Le CDI ne s’applique donc ni au renouvellement des contrats à caractère temporaire (remplacements) ni au renouvellement des contrats d’un an souscrits lorsqu’il est impossible de recruter un titulaire6. Les contrats de formation, d’apprentissage ou d’insertion par l’économique sont également exclus.
Les limites d’un dispositif controversé
L’introduction du CDI dans la fonction publique efface le privilège de pérennité qui distinguait titulaires et non-titulaires. La mesure inquiète les organisations de fonctionnaires. Elles y voient une possible mise en cause du recrutement par concours. Pourtant, dans la pratique, les règles de recrutement des très nombreux fonctionnaires de catégories B et C demeurent inchangées et seule une partie des catégories A est véritablement concernée.
Limitée dans son champ d’application, la loi l’est aussi dans son contenu. Elle demeure muette sur l’éventualité d’une progression de carrière pour les agents éligibles au CDI. Elle limite le calcul des six années d’ancienneté aux contrats conclus avec un seul et même employeur public. Elle laisse assez largement ouvertes les possibilités de rupture pour des raisons liées au fonctionnement même du service public. Certes, le CDI apporte un peu de pérennité aux engagements contractuels. Mais il n’entre pas en concurrence avec la logique de carrière des agents titulaires.

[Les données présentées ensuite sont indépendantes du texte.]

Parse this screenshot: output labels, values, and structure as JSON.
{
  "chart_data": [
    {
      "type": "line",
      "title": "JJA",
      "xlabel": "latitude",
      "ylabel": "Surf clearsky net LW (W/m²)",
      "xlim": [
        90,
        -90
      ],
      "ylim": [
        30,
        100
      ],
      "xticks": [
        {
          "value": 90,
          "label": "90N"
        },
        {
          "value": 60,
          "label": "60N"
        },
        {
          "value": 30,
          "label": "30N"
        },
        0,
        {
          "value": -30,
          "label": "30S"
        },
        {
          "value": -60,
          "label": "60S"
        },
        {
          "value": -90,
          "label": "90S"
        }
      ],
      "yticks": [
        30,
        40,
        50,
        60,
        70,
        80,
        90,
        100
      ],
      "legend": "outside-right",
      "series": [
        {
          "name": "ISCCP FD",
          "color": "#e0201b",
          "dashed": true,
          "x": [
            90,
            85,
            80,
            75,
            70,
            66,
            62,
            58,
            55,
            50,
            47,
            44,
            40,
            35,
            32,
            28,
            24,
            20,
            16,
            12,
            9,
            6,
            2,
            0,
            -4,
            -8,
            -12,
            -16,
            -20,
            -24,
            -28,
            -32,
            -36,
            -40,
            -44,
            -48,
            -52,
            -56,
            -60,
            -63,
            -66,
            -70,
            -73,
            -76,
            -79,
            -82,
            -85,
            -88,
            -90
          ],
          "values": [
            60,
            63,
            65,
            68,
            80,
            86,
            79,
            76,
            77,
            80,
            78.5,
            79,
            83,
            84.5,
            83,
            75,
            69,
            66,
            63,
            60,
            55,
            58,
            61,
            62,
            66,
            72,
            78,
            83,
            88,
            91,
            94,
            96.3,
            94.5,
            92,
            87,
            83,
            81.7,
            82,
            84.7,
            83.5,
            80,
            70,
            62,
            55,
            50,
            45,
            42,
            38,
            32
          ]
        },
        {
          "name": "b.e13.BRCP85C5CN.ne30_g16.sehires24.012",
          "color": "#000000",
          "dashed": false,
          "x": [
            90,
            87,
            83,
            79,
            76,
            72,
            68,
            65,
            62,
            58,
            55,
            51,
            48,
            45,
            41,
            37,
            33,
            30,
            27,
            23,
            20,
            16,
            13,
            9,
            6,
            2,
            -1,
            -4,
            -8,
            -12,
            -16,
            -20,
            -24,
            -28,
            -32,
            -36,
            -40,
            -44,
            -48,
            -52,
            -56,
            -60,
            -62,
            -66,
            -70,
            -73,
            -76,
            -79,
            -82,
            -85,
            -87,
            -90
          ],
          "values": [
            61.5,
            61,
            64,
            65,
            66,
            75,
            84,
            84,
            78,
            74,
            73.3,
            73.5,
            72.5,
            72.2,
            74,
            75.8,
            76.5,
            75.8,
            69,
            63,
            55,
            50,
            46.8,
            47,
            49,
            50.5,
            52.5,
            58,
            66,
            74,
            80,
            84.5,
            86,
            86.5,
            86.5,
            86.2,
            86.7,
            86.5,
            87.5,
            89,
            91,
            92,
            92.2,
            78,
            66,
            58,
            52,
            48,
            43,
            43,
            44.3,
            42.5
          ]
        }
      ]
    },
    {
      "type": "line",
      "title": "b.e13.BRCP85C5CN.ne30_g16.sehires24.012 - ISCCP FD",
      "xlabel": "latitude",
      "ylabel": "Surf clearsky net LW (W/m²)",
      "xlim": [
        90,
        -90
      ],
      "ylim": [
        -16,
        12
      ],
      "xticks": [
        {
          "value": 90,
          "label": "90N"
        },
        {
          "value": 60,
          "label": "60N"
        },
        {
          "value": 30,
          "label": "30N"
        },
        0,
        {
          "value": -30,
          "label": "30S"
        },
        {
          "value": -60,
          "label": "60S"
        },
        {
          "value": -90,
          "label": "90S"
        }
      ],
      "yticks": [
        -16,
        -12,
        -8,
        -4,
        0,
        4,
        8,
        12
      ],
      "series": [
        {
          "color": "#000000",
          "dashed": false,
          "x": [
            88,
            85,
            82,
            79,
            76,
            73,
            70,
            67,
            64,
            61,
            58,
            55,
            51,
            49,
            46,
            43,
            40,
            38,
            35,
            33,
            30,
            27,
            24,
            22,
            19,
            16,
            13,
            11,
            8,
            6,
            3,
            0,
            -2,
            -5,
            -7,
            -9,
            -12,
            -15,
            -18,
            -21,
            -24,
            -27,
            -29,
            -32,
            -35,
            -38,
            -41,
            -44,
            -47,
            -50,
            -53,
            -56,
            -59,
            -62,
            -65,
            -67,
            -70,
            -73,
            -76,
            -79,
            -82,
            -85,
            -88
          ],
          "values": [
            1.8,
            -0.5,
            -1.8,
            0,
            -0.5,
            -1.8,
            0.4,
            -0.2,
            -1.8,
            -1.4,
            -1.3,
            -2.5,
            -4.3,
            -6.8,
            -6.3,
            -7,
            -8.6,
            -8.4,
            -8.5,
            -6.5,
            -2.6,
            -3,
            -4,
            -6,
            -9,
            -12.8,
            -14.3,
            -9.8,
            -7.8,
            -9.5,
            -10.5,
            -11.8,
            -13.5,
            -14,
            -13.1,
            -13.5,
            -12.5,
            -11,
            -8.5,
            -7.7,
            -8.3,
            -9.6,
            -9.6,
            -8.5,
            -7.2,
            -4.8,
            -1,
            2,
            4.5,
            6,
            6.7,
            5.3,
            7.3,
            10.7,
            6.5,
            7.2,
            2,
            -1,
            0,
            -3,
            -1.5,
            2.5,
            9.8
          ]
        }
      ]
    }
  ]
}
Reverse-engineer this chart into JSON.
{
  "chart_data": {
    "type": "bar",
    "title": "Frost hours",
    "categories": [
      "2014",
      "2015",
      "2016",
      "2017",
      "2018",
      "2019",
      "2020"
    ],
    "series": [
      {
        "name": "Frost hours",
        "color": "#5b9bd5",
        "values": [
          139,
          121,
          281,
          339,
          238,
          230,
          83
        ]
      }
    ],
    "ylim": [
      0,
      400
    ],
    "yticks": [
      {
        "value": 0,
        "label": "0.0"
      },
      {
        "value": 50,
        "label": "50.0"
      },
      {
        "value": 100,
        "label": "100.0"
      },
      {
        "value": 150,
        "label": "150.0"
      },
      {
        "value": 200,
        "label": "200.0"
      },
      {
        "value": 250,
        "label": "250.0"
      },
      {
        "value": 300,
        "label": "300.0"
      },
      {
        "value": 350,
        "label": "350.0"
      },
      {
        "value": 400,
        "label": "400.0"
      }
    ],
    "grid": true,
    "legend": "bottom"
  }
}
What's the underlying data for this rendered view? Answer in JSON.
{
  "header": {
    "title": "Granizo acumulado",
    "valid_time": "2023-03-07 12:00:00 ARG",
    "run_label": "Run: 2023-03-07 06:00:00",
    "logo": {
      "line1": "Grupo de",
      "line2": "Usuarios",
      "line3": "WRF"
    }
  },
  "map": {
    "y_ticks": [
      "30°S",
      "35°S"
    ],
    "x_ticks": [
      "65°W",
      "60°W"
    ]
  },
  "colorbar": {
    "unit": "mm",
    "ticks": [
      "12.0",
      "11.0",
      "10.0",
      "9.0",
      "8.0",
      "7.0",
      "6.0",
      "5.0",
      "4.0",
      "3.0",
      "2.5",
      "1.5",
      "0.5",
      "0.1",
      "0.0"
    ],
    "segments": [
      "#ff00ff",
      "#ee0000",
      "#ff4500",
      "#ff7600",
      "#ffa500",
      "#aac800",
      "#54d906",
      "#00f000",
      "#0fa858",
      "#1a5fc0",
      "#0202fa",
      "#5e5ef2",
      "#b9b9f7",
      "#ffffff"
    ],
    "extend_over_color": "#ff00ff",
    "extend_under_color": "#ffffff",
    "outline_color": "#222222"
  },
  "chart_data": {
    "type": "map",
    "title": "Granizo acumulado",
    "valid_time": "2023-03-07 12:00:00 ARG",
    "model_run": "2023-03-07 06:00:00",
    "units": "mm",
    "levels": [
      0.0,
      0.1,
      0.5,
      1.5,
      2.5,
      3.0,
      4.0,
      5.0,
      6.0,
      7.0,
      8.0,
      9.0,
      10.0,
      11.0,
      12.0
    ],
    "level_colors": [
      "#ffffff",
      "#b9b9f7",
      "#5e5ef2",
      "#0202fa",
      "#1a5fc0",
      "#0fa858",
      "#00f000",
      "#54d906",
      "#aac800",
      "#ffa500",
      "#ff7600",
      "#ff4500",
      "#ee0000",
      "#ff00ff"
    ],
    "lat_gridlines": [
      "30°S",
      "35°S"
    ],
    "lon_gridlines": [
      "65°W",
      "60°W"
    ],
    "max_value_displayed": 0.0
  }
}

1. Loi n° 2005-843 du 26 juillet 2005
(JO du 27 juillet).
2. Il s’agit principalement de la directive du 28 juin 1999 n° 1999/70/CEE.
3. Article 4 de la loi n° 84-16 du 11 janvier 1984 (fonction publique de l’État). Article 3 de la loi n° 84-53 du 26 janvier 1984 (fonction publique territoriale).
4. Fonction publique de l’État.
5. Fonction publique territoriale.
6. Alinéas 1 et 2, article 3, de la loi du 26 janvier 1984.